Por Luciana Ramos
Aos 31 anos, Art Donaldson (Mike Faist) está no topo: além de ter vencido campeonatos importantes, estampa campanhas de maketing grandiosas ao lado da esposa e empresária, Tashi Duncan (Zendaya), com quem divide a paixão pelo tênis e pela filhinha, Lily. A falta de um último título para completar o Grand Slam e, assim, se firmar no panteão dos grandes tenistas mundiais, o assombra a ponto de paralisá-lo. Para reverter a situação, Tashi decide inscrever o marido em uma competição pequena e teoricamente fácil no estado de Nova York.
Lá, ele reencontra o ex-amigo e parceiro Patrick Zweig (Josh O’Connor), que permanece como um nome mediano no esporte após anos de dedicação. Jogando em pequenos torneios por dinheiro, ele vê na partida também uma chance de provar o seu valor e acertar as contas com o passado. A verdade é que sua criação privilegiada lhe deu uma aura arrogante de achar que seria o primeiro em tudo; após perder Tashi para Art, uma crise existencial se instalou, afetando negativamente seu jogo.

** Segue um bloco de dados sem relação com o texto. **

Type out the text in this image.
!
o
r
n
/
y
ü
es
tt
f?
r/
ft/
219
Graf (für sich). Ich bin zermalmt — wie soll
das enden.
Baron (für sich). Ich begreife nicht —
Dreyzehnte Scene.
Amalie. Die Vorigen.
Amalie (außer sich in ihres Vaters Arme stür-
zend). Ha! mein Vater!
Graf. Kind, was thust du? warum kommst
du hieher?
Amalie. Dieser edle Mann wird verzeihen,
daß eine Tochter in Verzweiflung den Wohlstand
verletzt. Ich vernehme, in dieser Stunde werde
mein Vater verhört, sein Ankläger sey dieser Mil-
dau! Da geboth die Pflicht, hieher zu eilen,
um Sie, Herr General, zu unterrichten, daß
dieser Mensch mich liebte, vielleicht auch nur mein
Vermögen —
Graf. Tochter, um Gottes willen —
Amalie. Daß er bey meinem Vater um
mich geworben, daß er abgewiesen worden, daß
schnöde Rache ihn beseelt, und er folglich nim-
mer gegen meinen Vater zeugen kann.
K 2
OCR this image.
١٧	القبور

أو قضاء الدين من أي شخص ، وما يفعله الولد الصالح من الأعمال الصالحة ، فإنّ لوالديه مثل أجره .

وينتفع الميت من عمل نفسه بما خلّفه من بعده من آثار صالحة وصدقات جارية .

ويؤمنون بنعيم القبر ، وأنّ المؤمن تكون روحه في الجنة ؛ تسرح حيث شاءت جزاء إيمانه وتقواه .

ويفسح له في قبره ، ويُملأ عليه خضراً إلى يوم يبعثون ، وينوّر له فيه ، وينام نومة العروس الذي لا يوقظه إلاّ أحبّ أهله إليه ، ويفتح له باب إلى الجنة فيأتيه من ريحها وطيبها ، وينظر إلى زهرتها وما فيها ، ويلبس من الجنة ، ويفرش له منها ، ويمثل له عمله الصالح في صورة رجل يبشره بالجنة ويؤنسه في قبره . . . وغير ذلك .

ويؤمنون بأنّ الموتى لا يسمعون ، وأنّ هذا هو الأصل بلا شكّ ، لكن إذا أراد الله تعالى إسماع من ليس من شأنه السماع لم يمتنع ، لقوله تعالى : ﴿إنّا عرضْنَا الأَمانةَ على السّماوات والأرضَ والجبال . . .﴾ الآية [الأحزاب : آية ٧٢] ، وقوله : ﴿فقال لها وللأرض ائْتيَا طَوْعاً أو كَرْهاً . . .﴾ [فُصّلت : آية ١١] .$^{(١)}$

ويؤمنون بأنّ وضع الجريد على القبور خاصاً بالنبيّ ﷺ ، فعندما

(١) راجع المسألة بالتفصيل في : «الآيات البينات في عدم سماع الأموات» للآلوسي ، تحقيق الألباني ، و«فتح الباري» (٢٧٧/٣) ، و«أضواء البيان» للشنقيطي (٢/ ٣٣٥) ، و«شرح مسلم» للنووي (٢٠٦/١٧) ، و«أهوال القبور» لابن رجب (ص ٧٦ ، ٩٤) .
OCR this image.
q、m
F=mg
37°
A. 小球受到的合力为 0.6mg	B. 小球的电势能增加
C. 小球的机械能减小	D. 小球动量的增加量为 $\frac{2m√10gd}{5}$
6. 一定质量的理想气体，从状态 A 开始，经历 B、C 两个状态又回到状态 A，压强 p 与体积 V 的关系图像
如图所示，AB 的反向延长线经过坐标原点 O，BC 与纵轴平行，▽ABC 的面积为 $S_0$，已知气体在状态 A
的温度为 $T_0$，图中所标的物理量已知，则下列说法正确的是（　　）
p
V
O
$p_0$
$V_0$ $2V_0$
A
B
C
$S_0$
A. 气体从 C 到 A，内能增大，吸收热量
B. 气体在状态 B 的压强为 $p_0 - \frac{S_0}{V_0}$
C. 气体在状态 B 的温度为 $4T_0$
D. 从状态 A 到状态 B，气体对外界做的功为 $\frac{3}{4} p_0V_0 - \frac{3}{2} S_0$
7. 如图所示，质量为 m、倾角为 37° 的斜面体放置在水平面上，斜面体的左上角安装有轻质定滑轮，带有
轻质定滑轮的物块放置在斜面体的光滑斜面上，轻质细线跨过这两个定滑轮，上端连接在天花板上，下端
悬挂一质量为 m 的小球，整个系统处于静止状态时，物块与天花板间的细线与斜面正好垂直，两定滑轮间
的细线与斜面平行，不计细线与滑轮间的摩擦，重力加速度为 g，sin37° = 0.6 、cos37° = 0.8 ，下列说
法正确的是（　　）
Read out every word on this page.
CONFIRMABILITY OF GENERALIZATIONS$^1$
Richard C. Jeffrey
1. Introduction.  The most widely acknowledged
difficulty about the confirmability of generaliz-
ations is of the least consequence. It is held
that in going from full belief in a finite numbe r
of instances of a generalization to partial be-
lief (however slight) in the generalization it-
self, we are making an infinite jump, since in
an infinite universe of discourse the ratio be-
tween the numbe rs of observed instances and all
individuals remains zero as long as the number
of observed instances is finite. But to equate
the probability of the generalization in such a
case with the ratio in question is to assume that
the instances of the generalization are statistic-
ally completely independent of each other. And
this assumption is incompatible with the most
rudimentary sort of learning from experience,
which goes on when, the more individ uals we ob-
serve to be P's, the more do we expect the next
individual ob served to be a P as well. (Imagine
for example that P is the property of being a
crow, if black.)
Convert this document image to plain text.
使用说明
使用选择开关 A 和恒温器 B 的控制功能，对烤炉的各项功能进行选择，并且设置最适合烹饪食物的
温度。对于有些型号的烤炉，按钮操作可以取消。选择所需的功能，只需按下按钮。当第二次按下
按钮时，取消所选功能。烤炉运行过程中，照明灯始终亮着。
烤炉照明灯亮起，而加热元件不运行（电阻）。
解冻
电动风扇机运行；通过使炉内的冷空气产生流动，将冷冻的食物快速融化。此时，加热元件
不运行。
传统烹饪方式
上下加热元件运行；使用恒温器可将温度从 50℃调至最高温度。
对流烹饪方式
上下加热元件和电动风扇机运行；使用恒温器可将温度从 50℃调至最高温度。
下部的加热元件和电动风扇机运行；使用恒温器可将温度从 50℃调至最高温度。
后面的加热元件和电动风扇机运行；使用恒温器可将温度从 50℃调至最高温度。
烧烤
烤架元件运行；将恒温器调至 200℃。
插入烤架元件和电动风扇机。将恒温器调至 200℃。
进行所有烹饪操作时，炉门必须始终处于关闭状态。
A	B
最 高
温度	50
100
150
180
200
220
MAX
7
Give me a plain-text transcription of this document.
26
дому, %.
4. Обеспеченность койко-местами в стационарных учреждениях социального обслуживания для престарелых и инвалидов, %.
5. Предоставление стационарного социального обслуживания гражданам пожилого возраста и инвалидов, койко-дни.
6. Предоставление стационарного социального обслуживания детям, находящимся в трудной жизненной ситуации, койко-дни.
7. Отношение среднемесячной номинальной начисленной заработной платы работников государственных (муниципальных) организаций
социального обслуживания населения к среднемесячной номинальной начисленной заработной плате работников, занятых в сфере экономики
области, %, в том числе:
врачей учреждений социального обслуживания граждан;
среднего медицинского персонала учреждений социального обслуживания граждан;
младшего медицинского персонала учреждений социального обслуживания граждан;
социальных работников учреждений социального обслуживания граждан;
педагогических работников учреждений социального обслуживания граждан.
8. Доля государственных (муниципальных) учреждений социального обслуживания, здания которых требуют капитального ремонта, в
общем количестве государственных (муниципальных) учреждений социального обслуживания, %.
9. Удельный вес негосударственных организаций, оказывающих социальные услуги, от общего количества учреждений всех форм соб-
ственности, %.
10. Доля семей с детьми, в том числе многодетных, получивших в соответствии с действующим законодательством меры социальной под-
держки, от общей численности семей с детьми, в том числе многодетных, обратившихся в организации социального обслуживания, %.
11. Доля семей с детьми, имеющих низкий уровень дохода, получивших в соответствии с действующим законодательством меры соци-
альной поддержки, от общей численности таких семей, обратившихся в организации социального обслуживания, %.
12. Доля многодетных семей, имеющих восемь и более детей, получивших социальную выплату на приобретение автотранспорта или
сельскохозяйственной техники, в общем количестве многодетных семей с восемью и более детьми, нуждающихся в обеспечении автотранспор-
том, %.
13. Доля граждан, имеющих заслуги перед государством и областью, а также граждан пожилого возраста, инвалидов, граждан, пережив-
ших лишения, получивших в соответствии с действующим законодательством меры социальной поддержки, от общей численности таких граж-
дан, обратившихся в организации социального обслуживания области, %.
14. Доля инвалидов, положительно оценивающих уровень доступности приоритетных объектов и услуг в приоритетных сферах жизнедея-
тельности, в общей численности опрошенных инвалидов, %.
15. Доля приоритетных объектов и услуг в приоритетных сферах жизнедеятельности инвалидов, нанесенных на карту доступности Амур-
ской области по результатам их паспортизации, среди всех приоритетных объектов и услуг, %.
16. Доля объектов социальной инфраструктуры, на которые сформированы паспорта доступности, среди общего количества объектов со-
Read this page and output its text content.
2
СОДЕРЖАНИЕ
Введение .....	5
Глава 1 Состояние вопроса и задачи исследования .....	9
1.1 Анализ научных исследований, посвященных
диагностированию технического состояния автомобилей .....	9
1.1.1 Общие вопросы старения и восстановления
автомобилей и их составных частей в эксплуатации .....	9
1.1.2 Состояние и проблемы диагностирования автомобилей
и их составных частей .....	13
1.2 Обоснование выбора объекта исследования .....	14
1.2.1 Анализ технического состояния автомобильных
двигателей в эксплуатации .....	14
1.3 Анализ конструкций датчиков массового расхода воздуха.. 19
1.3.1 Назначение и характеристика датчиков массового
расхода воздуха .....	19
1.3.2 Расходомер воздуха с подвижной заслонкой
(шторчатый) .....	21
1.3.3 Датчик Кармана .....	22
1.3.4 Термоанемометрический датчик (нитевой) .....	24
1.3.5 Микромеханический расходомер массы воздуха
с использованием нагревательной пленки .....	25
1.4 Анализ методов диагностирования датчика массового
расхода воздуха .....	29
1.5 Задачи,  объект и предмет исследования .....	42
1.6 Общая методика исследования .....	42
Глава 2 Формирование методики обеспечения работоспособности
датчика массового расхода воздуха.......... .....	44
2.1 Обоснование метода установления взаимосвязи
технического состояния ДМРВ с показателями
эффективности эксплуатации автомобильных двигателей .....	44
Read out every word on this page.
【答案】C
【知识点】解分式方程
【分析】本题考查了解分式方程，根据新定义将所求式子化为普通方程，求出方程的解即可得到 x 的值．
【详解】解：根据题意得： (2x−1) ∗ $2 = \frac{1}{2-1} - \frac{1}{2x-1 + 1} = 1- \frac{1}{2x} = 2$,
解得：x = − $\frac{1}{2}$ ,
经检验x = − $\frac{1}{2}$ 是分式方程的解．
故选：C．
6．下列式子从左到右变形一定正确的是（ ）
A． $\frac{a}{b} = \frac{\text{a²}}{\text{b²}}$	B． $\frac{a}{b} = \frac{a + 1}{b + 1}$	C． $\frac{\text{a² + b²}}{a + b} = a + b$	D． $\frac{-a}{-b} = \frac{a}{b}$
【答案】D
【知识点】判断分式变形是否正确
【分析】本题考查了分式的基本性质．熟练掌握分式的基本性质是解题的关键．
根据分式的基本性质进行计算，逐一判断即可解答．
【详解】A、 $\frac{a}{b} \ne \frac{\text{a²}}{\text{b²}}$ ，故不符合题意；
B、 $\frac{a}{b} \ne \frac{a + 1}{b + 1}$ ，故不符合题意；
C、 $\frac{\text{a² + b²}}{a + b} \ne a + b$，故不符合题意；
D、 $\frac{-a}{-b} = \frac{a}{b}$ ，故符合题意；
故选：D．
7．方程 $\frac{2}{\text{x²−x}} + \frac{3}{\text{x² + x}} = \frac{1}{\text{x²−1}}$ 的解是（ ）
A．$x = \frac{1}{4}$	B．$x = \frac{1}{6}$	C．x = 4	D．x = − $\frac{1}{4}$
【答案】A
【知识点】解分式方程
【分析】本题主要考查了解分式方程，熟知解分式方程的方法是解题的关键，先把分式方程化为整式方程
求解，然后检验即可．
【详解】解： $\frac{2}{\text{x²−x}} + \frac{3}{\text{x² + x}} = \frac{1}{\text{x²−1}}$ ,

Essa partida na cidade de New Rochelle é o ponto guia do novo filme de Luca Guadagnino. Entrelaçados a cada set estão interações em diferentes tempos que apresentam as motivações de cada personagem e complexificam (e muito) o relacionamento entre os três. Não se trata apenas de dois amigos interessados em uma mesma mulher pois, como o diretor gosta de brincar, há uma vibe homoafetiva forte entre eles. Tashi, no entanto, representa para os dois um ideal feminino, de excelência no esporte, beleza e inteligência. Disputada a princípio em uma brincadeira adolescente como um troféu, ela logo mostra ser multifacetada: brincalhona, apaixonada e, acima de tudo, ambiciosa.
Ela vê Art como um veículo para realizar os seus sonhos frustrados, dispondo nele a pressão para atingir o lugar que ela sempre desejou – e isso inclui submetê-lo a encarar seus medos na quadra com Patrick, que ele considera um jogador superior. Tashi atua dentro e fora das quadras para elevar a tensão ao máximo, mostrando-se deliciosamente ambígua, como os bons personagens são. Porém, embora se inspire muito nas narrativas de thrillers eróticos que dominaram o cinema nos anos 80 e 90 (com alusões musicais diretas, como o uso de sintetizadores), “Rivais” felizmente escapa de uma construção reducionista ou misógina.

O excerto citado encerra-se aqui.